Cloudy weather and a few raindrops falling on Hamilton Monday afternoon (Sept. 26) did not stop a group of around 100 people from standing in front of city hall to express their anger over the recent death of Mahsa Amini, who was allegedly killed by Iranian morality police for “showing too much” of her body. The case has made headlines around the world and some Hamiltonians took to the steps of city hall to protest the incident.

People chanted “Say her name, Mahsa Amini” while holding up banners with messages such as “We are their voices” or “How many more lives?” One of the organizers of the meeting, who asked that her name not be used for security reasons, explained her frustration.

“We are angry, and we are upset,” she said. “Being from the diaspora we often see that a lot of violence takes place on a lot of people back home who get killed in cold blood.
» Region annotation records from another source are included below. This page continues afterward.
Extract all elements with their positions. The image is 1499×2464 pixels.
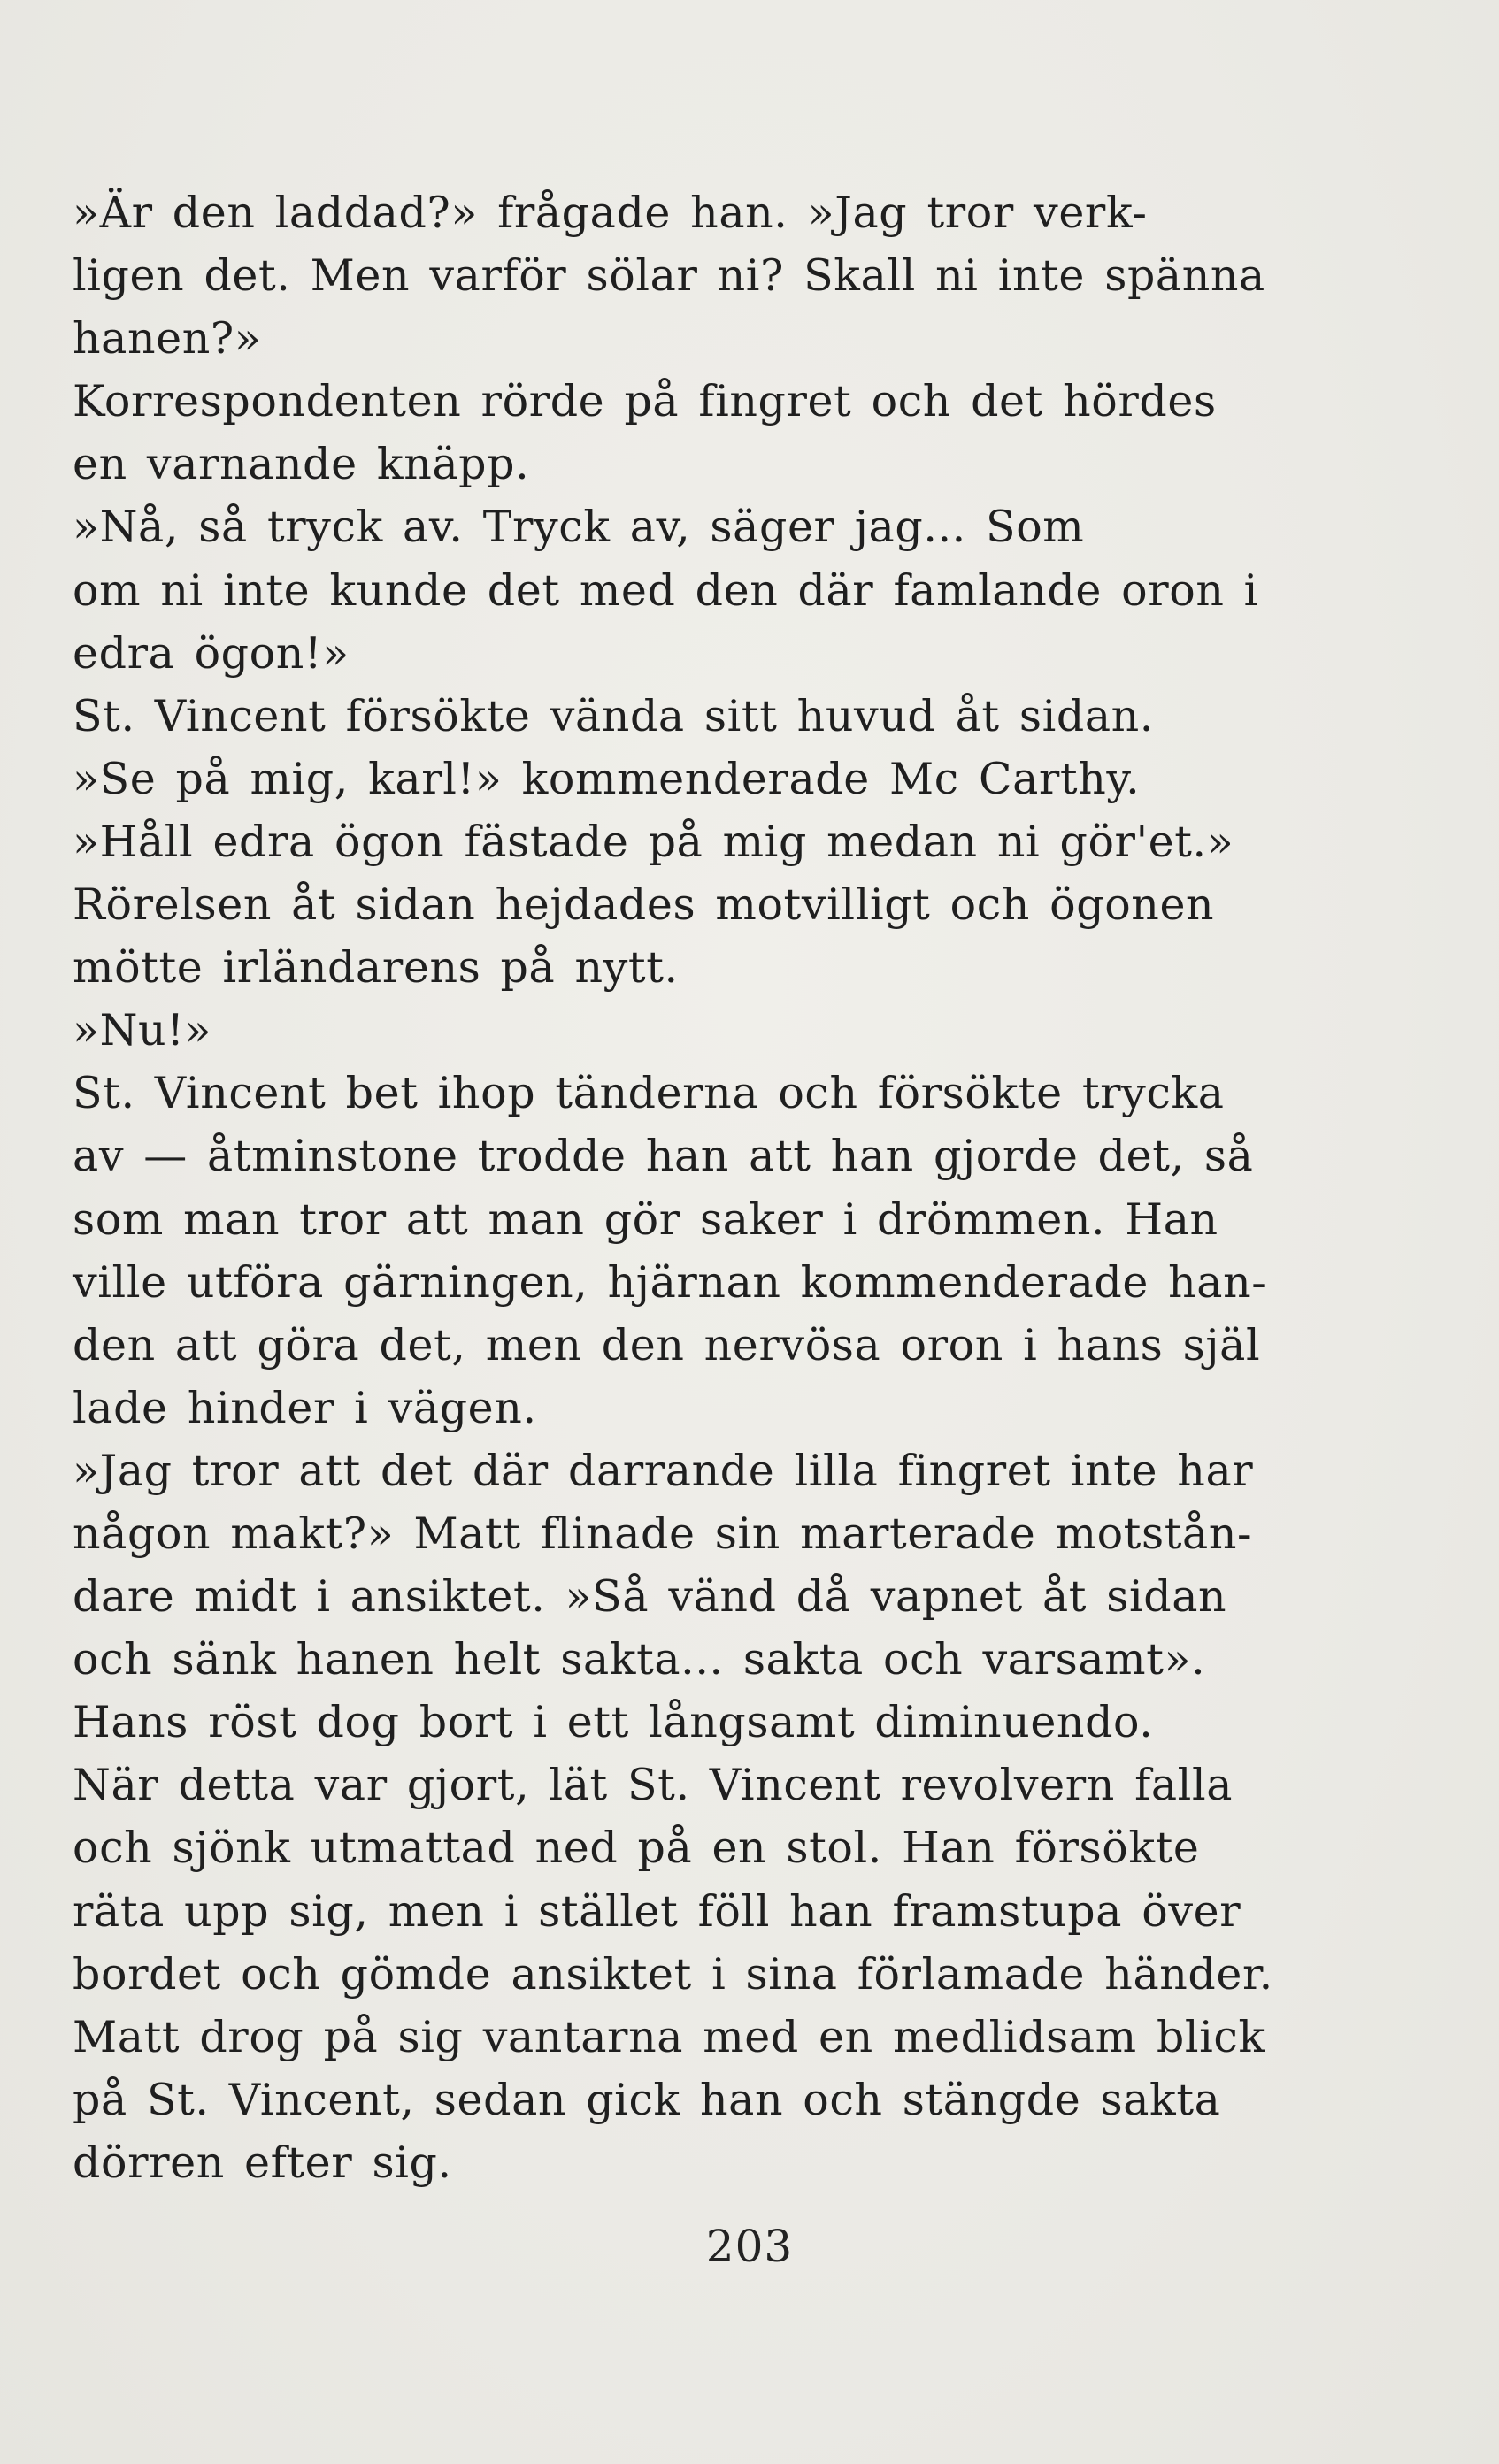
text-line-26: När detta var gjort, lät St. Vincent revolvern falla xyxy=(73,1760,1234,1811)
text-line-6: »Nå, så tryck av. Tryck av, säger jag... Som xyxy=(73,502,1085,553)
text-line-17: som man tror att man gör saker i drömmen. Han xyxy=(73,1194,1218,1245)
text-line-9: St. Vincent försökte vända sitt huvud åt sidan. xyxy=(73,690,1154,741)
text-line-25: Hans röst dog bort i ett långsamt diminuendo. xyxy=(73,1697,1154,1748)
text-line-23: dare midt i ansiktet. »Så vänd då vapnet åt sidan xyxy=(73,1571,1227,1623)
text-line-4: Korrespondenten rörde på fingret och det hördes xyxy=(73,376,1217,427)
text-line-19: den att göra det, men den nervösa oron i hans själ xyxy=(73,1319,1261,1370)
text-line-18: ville utföra gärningen, hjärnan kommenderade han- xyxy=(73,1256,1267,1308)
text-line-15: St. Vincent bet ihop tänderna och försökte trycka xyxy=(73,1068,1225,1119)
text-line-16: av — åtminstone trodde han att han gjorde det, så xyxy=(73,1131,1254,1182)
body-text xyxy=(73,181,1320,2194)
text-line-14: »Nu!» xyxy=(73,1005,212,1056)
text-line-24: och sänk hanen helt sakta... sakta och varsamt». xyxy=(73,1634,1206,1685)
text-line-21: »Jag tror att det där darrande lilla fingret inte har xyxy=(73,1445,1254,1496)
text-line-29: bordet och gömde ansiktet i sina förlamade händer. xyxy=(73,1948,1273,2000)
text-line-12: Rörelsen åt sidan hejdades motvilligt och ögonen xyxy=(73,879,1215,931)
text-line-7: om ni inte kunde det med den där famlande oron i xyxy=(73,564,1258,616)
text-line-22: någon makt?» Matt flinade sin marterade motstån- xyxy=(73,1508,1253,1559)
page-number: 203 xyxy=(705,2221,794,2272)
text-line-30: Matt drog på sig vantarna med en medlidsam blick xyxy=(73,2011,1265,2062)
text-line-3: hanen?» xyxy=(73,313,262,365)
text-line-8: edra ögon!» xyxy=(73,627,350,679)
text-line-2: ligen det. Men varför sölar ni? Skall ni inte spänna xyxy=(73,250,1265,302)
text-line-27: och sjönk utmattad ned på en stol. Han försökte xyxy=(73,1823,1200,1874)
text-line-5: en varnande knäpp. xyxy=(73,439,530,490)
text-line-11: »Håll edra ögon fästade på mig medan ni gör'et.» xyxy=(73,816,1234,867)
text-line-10: »Se på mig, karl!» kommenderade Mc Carthy. xyxy=(73,753,1141,804)
text-line-20: lade hinder i vägen. xyxy=(73,1382,537,1433)
text-line-1: »Är den laddad?» frågade han. »Jag tror verk- xyxy=(73,188,1148,238)
text-line-32: dörren efter sig. xyxy=(73,2137,452,2188)
text-line-31: på St. Vincent, sedan gick han och stängde sakta xyxy=(73,2074,1221,2125)
text-line-28: räta upp sig, men i stället föll han framstupa över xyxy=(73,1885,1241,1937)
text-line-13: mötte irländarens på nytt. xyxy=(73,942,679,994)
We are here to back up and raise awareness of what people are experiencing.”

Vehicles driving on Main Street in front of City Hall honked their horns in support of the protesters while passersby asked about the situation and gradually joined the protest.

Man holds up a banner reading "No Islamic regime"
Several protesters showed their support for women who are fighting against the Iranian regime.

Romina Kazemibala, one of the protesters, explained the importance of this event.

“Iranians all over the world are protesting, and we felt we needed to do our part to be the voice of Iranians,” Kazemibala said. “Even if we can’t do anything, because the women are fighting on their own in Iran, we are here to support them, and to let the world know what is going on in Iran.”

Some participants used a megaphone to express their dissatisfaction and talk about how they felt about the situation. Others carried large banners with Amini’s face on them as a sign of support, while others handed out flyers.

Two protesters holding signs reading "How many more lives?"
Hamiltonians showed support for Iranian women by joining the protest.

“I think these kinds of events are very healing,” the organizer said. “It is important to be among each other in community and this just symbolizes that we can be out of Iran, but Iran is never going to be out of us.”

Although the protest was scheduled to end at 6 p.m., some participants remained despite the rain and cold. The crowd dissipated for the most part around 7 p.m.